Эта последняя совершенно неблагородная привычка и привела его к гибели, которую, я ему предсказывал. Привычка росла вместе с его ростом и усиливалась вместе с его силой, так что, возмужав, он чуть не на каждом слове предлагал биться об заклад. Не то чтобы он действительно хотел держать пари, нет, это была только манера, привычка, – ничего более. Подобные предложения в его устах не имели ровно никакого значения. Это были невинные риторические фигуры для закругления фразы. Когда он говорил: «Я готов прозакладывать то-то и то-то», никто не принимал его слов за чистую монету, но все же я считал долгом отучить его от этой привычки. Привычка была безнравственная, – я говорил ему это. Привычка была вульгарная, – я старался уверить его в этом. Она не принята в порядочном обществе, – утверждая это, я сказал чистейшую правду. Она воспрещена актом конгресса, – высказывая это, я отнюдь не имел намерения солгать. Я увещевал, – напрасно. Я доказывал, – тщетно. Я убеждал, – он смеялся! Я умолял, – он хохотал. Я проповедовал, – он скалил зубы. Я дал ему пинка, – он кликнул полицию. Я дернул его за нос, – он высморкался и объявил, что я не посмею повторить эту выходку, прибавив, что готов прозакладывать черту свою голову.
Бедность была другой порок, укоренившийся в Даммите в силу физического недостатка его матери. Он был беден до безобразия, и потому, без сомнения, его риторические выражения насчет пари редко имели денежный характер. Я не припомню, чтобы он сказал хоть раз: «Готов прозакладывать доллар». Он говорил: «Готов прозакладывать что хотите», или «Пари на что угодно», или, еще сильнее, «Готов прозакладывать черту свою голову».
Эта последняя формула нравилась ему больше всех, быть может потому, что была сопряжена с наименьшим риском: Даммит был крайне экономен. Голова у него была маленькая, так что и потеря была бы маленькая, если бы кто-нибудь поймал его на слове. Но это мои личные соображения, и я отнюдь не считаю себя вправе навязывать их ему. Во всяком случае, эта фраза нравилась ему все более и более, несмотря на очевидное неприличие ставить в заклад собственные мозги, точно банковые билеты, но этого мой друг не мог понять по своей развращенности. В конце концов он оставил все другие формулы и «закладывал черту свою голову» с упорством и усердием, которые столь же возмущали, сколько удивляли меня. Меня всегда возмущают явления, которых я не могу понять. Тайна заставляет человека думать и, таким образом, наносит ущерб его здоровью. В выражении, с которым Даммит произносил эту проклятую фразу, в манере его было нечто особенное, сначала занимавшее, позднее смущавшее меня. За недостатком более подходящего выражения я назову эту особенность странной, но Кольридж назвал бы ее мистической, Кант – пантеистической, Карлейль – круговращательной, а Эмерсон – гипермистификационной. Она все менее и менее нравилась мне. Душа мистера Даммита была в опасном положении. Я решил пустить в ход все мое красноречие, чтобы спасти ее. Я поклялся оказать ему такую же услугу, какую св. Патрик, по словам Ирландской хроники, оказал жабе, «пробудив в ней сознание своего положения». Я тотчас приступил к исполнению моей задачи. Я еще раз прибегнул к увещаниям. Еще раз я напряг все свои силы для последней попытки.

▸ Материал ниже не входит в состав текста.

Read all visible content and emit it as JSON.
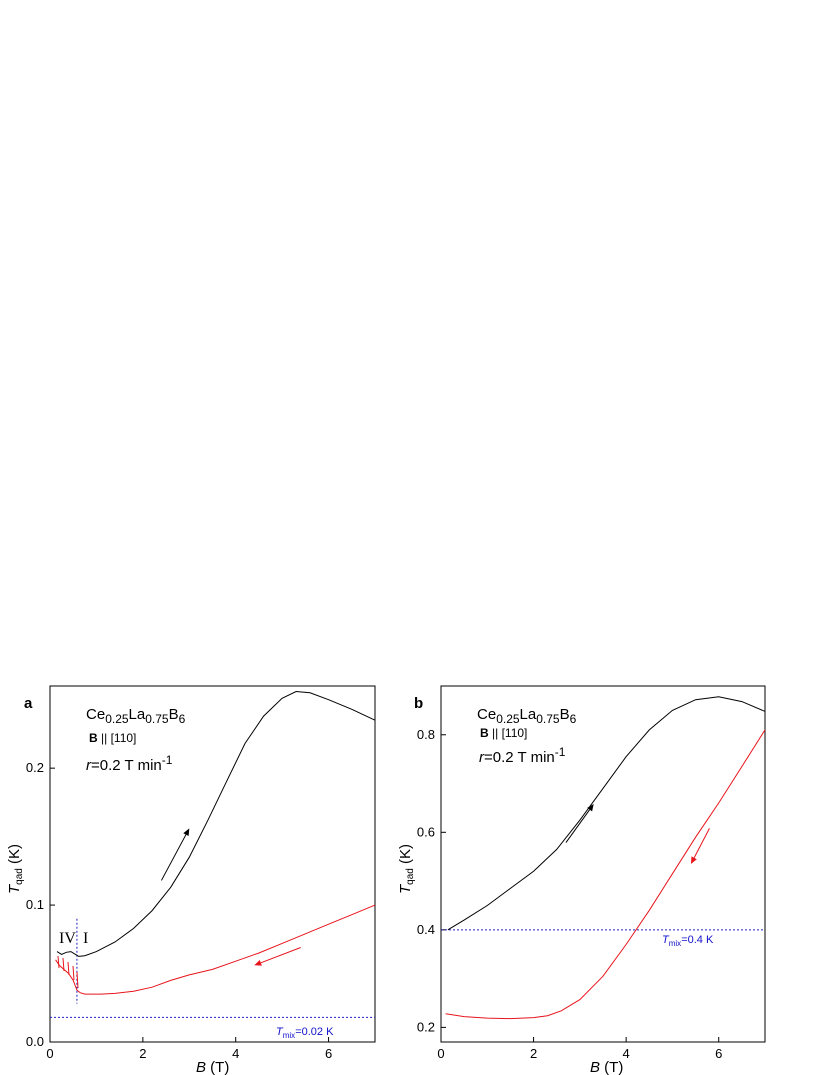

Когда я кончил свое увещание, мистер Даммит начал вести себя крайне двусмысленно. В течение нескольких минут он хранил молчание, пристально вглядываясь в мое лицо. Потом внезапно нагнул голову на бок и поднял брови. Потом разогнул ладони рук и вздернул плечами. Потом мигнул правым глазом. Потом повторил ту же операцию с левым. Потом зажмурил глаза. Потом раскрыл их так широко, что я серьезно встревожился за последствия. Потом, приставив большой палец к носу, сделал неописуемое движение остальными пальцами. И наконец, подбоченившись, соблаговолил ответить.
Я помню лишь главные пункты его речи. Он был бы мне очень обязан, если б я держал язык за зубами. Он не нуждается в моих советах. Он презирает мои осуждения. Он в таком возрасте, что может сам позаботиться о себе. Или я все еще считаю его младенцем? Или я имею что-нибудь против его характера? Или я желаю оскорбить его? Или я просто глуп? Известно ли моей родительнице, что я ушел из дома? Да, да, – он спрашивает меня как честного человека и готов поверить мне на слово! Еще раз, – известно ли моей маменьке, что меня нет дома? Мое смущение, прибавил он, выдает меня, и он готов прозакладывать черту свою голову, что ей это неизвестно.